I would estimate the almost 99% of conference chairs come from the organisation running the conference. And a similar number have never had any training in conference moderation! Just because, for example, she is CEO, doesn’t mean they will be a good Chairman. There’s so much more to chairing a conference than people realise.
Using a profesional moderator at your conference
I often describe the chairman as the “quarterback”, making sure everyone is running in the right direction at the right time. Here’s a link to my ideal chairman’s brief. A chairman should know when to speed things up, and when to slow things down. They should know when to open the session to questions, or to lead with one of their own. All too often a bad Chairman ruins a good conference. You have been there right? Well, one way to avoid most of these issues is to have a professional chairman / moderator / quarterback!
This could be a BIG step for your organisation. So, if you don’t have as good a GD as I had, then perhaps it would be a good idea to take a small step towards professional moderation. If you have a three day congress, how about just starting the moderator on one day? Or maybe you have awards or prizes, how about starting there? Or maybe, you have streams and one could be given over to the professionals. Taking this staged approach would allow the conference team time and space to measure the success of the sessions against the ones chaired by your usual suspects.
What does a professional bring to the top table?
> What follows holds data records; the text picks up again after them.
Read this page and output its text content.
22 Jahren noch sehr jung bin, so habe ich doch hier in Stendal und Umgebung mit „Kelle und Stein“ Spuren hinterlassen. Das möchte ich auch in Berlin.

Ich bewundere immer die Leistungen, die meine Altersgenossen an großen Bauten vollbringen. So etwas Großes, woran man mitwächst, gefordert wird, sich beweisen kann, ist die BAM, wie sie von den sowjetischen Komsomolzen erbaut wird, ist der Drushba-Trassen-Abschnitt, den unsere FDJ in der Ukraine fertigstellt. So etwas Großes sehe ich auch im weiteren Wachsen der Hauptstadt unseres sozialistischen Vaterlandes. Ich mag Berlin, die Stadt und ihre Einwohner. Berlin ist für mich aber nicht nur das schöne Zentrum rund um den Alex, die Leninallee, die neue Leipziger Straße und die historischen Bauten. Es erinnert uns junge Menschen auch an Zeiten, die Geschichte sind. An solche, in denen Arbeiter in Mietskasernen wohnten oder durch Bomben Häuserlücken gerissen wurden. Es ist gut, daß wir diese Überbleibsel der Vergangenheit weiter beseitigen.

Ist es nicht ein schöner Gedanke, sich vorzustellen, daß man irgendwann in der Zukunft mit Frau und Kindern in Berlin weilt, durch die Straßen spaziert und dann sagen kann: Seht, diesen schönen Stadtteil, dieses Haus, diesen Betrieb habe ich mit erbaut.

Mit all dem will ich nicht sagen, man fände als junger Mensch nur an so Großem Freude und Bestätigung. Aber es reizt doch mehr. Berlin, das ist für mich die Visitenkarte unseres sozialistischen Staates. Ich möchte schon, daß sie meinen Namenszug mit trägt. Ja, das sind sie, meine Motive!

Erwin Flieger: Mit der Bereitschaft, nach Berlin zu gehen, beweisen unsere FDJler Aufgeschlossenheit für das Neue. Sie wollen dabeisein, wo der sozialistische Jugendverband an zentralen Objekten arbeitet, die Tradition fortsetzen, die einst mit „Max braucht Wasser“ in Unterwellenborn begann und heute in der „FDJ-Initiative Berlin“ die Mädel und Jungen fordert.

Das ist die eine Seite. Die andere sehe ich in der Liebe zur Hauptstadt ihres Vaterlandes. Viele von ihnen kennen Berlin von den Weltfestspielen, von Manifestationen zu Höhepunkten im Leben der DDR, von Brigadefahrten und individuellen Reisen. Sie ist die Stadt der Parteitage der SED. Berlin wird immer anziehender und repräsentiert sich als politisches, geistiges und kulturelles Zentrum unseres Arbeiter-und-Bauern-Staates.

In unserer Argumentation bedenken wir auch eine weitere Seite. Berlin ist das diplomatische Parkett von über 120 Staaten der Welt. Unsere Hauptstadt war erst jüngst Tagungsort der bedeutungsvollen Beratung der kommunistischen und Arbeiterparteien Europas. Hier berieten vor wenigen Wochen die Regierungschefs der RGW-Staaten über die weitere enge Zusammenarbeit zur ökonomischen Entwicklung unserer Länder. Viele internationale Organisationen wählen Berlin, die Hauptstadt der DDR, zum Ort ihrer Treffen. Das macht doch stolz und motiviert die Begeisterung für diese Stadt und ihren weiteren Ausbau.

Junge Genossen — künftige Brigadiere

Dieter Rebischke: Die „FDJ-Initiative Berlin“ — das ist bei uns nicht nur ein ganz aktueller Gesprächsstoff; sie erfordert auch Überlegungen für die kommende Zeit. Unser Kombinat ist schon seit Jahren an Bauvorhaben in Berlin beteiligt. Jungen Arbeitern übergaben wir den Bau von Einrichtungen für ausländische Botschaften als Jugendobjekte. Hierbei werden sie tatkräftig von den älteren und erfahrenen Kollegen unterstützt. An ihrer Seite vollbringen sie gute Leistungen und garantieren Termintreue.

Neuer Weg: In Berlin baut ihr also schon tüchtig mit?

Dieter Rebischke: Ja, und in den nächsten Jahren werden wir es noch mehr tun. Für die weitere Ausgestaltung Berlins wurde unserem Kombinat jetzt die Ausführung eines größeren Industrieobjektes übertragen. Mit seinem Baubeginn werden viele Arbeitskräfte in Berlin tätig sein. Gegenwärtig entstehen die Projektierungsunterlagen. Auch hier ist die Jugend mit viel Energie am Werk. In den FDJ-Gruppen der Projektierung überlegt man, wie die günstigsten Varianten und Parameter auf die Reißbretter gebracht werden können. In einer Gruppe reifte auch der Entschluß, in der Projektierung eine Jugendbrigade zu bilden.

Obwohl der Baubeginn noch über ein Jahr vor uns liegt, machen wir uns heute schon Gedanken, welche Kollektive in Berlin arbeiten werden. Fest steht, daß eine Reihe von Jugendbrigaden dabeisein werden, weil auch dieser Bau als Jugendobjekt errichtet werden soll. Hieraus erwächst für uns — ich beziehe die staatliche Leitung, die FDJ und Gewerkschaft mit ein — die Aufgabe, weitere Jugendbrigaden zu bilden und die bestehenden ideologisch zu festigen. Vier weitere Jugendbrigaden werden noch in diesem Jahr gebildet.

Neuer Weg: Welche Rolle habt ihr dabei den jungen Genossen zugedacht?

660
Well, probably the first thing to say is that they are unlikely to sit at a top table. A professional moderator knows that part of their role is to be a bridge between the audience and the speakers. An old school style chairman I had once told me that he saw his role as being “the barrier between speakers and audience” Sitting high on the stage, dictating the day certainly, looks like a barrier. A moderator will walk the floor as often as she sits on the stage.
A professional moderator knows how to get the best out of ANY audience. A good professional moderator will be well versed in supporting the core objectives of your conference especially if they are, amplification, engagement and interaction. Good moderation would naturally lead to more engagement from those who often contribute, but one key benefit of the experienced moderator, is their ability to engage and interact with those members of the audience who often stay disengaged and uninvolved. A professional moderator can return their fee ten times over.